FIX: Make migrations from S3 more robust; fix bare URL migration (PR #10093)

Improve handling of URLs to (more) correctly process URLs present in s3 or a clone when migrating to local, including changing to an upload: psuedo-protocol URL, tagging audio and video files, and in the process not creating non-URLs that point to nothing.

Also, fix batch_migrate_from_s3 to take both a max number of posts to actually modify in a migration (the original but failed intent of limit) and a limit of total posts to consider for migration (for cheaper database queries). Because a primary goal of the max limit is debugging, also use it to cause verbose output.

Finally, in the case of a truly unexpected error, print the error and stop processing, so that error cascades do not become hidden failures stopping a successful migration, but can be resolved.

GitHub

This pull request has been mentioned on Discourse Meta. There might be relevant details there:

https://meta.discourse.org/t/migrate-from-s3-problems/119064/6

The title of this pull request changed from “FIX: Do not break non-upload URLs when migrating from s3” to "FIX: Make migrations from S3 more robust; fix bare URL migration

This pull request has been mentioned on Discourse Meta. There might be relevant details there:

https://meta.discourse.org/t/migrating-s3-spaces-non-image-uploads-to-local/132484/4

The only failures I’ve seen with this code running so far on my live site are:

  • Not migrating videos larger than the current max file size; not a bug.
  • Transient failures from digital ocean spaces that are resolved by the workaround I have at https://github.com/johnsonm/discourse/commit/7dfac12a2ea6ec04ba4e0616b4e0dbd1d806cff7 — I can pull that commit into this PR or not, as you wish. I don’t know the right number of retries in general, and I didn’t implement exponential backoff on the retries yet since it was intended as a quick hack to see if it would work around my problem.

I think this is ready for review, and valuable generally.

This pull request has been mentioned on Discourse Meta. There might be relevant details there:

I’ve run into the need to retry download enough that it’s worth pulling in that workaround. It would be better in theory to do exponential backoff, but as far as I can tell this simple workaround hasn’t failed yet. Good enough, I hope. It can always be improved later to be exponential, but really any S3 clone shouldn’t be that unreliable.

It looks like there might be inconsistent behavior of the upload mocks. They aren’t acting like I would have thought; the hash sometimes changes and sometimes doesn’t. This is the source of the occasional test failures, it seems.

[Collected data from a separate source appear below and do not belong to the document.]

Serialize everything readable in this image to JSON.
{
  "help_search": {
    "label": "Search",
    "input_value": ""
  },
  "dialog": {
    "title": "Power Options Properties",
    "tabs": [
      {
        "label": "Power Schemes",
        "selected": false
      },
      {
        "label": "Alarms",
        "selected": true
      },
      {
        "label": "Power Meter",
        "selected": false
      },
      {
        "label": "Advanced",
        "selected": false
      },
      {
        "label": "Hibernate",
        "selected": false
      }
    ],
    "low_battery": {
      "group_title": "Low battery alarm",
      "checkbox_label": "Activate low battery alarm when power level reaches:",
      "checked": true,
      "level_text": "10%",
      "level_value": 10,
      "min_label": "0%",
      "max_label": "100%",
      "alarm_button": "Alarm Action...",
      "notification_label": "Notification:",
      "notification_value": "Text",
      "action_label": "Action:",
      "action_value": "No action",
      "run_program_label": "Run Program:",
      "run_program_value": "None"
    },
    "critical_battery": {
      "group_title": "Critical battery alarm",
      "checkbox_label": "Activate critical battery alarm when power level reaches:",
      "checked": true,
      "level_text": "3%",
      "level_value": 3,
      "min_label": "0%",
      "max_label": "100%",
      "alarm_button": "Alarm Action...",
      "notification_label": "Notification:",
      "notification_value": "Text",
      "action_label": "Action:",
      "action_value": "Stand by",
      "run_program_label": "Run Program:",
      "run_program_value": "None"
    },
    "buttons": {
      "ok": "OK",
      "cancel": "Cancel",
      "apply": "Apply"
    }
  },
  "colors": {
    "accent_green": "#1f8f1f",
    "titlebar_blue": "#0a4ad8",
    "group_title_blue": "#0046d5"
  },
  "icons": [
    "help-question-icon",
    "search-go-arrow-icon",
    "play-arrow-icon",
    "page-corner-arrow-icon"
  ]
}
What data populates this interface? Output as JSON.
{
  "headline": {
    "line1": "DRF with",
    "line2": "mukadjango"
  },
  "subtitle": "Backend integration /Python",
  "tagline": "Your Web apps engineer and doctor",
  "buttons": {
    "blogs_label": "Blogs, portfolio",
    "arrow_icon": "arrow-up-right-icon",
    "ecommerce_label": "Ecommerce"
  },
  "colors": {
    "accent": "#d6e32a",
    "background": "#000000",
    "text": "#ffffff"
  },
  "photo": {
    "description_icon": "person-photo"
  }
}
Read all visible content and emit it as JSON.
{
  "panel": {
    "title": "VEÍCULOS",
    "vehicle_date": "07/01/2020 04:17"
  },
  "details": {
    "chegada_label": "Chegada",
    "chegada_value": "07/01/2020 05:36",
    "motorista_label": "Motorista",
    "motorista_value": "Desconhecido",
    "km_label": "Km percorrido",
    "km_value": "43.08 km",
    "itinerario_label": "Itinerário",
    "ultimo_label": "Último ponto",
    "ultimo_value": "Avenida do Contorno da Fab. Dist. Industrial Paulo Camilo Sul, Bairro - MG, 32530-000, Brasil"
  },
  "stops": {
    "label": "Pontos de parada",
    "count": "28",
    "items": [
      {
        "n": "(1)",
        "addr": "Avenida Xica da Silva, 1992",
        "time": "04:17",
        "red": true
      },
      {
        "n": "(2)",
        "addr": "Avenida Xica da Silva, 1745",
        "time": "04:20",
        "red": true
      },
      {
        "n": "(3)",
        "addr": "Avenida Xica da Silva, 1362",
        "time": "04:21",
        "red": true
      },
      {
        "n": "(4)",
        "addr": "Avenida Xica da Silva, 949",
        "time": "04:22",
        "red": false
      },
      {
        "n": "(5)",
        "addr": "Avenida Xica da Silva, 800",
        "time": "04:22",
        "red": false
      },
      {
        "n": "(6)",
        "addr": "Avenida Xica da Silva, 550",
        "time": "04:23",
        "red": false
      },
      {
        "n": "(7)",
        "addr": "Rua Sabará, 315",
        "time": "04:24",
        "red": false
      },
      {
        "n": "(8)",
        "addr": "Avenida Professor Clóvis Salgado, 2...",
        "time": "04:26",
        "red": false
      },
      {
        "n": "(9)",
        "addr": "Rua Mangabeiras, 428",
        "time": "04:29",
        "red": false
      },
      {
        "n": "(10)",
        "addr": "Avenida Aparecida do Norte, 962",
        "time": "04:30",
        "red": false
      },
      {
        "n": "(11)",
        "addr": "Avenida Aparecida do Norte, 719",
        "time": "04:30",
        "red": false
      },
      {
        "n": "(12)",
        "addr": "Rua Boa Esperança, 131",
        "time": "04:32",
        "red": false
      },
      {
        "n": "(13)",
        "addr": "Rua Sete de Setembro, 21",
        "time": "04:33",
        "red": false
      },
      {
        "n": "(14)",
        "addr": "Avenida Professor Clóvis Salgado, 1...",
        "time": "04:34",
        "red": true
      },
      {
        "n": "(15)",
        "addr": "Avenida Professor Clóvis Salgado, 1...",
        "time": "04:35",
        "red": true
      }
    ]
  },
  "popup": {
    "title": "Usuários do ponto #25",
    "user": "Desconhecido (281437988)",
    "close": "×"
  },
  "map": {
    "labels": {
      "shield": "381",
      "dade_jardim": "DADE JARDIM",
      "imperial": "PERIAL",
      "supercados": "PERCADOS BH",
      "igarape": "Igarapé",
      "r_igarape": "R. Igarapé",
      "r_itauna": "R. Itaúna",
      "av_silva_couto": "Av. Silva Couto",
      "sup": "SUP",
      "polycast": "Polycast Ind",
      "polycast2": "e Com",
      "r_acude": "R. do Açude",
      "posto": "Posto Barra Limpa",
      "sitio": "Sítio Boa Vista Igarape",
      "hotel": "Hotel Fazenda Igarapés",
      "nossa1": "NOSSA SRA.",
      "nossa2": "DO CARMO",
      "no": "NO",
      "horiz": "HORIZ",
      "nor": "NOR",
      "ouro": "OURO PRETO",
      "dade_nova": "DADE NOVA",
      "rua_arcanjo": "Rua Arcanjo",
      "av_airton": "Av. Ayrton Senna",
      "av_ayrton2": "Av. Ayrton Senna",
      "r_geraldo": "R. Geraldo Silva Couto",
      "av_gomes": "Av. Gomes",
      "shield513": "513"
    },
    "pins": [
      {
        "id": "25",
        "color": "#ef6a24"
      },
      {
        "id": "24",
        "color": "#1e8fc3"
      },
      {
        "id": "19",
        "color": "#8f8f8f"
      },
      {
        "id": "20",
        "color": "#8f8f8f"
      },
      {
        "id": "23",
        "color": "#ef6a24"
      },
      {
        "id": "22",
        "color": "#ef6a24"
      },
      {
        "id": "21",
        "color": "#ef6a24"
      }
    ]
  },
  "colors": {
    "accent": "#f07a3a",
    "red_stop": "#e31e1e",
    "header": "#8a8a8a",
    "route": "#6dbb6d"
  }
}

https://meta.discourse.org/t/requesting-help-with-failure-finding-discourseredis-connector-running-tests/155599 addressed and test failures understood and resolved. I believe this is ready to merge.

                raise "#{url} not found for #{post_tag}" unless file

I’d rather have a separate variable for this (verbose?) which could be automatically set to true if max is non-nil or via ENV["VERBOSE"]. You could consider using a helper function for logging, like: https://github.com/discourse/discourse/blob/630ec7b49cd98358736c5445302c509c62c68653/lib/shrink_uploaded_image.rb#L238-L240

The full list (I hope it’s full :sweat_smile:) of non-post upload types is for example in the ShrinkUploadedImage class:

https://github.com/discourse/discourse/blob/630ec7b49cd98358736c5445302c509c62c68653/lib/shrink_uploaded_image.rb#L165-L173

This section of the script would break all those types of upload references (other than the profile uploads handled above)

@davidtaylorhq Can I get your eyes on this? :slightly_smiling_face: (the name of the task and what it does)

This re-creates uploads, preserving only the actual file and user_id, filename, origin attributes?

I’m fine with creating new upload records (there was even an idea to make them immutable, to have a permanent record of changes) but all original attributes should be preserved.

limit is the limit to consider migrating, max is the max to actually migrate

I think I know what both of these do by reading the code, but this comment doesn’t make it clear. max is the number of uploads to be migrated? And limit is used in SQL queries? (does that need to be configurable?)

Naming is hard :sweat_smile: but it would be better to use something that isn’t a model name in Discourse. :smiley:

From meta:

It feels like it makes sense to start with posts, since you want to rebake posts to change the URL in the cooked post after each migration; migrating all the uploads and then starting the rebakes would leave the site very broken for potentially a long time for a large site

You can process Uploads one by one, and rebake posts in-place, like downsize_uploads/ShrinkUploadedImage does.


Ideally we would extract the code from those two files into a class that’d be responsible for updating all objects related to the given upload (posts, user profiles, avatars, etc.)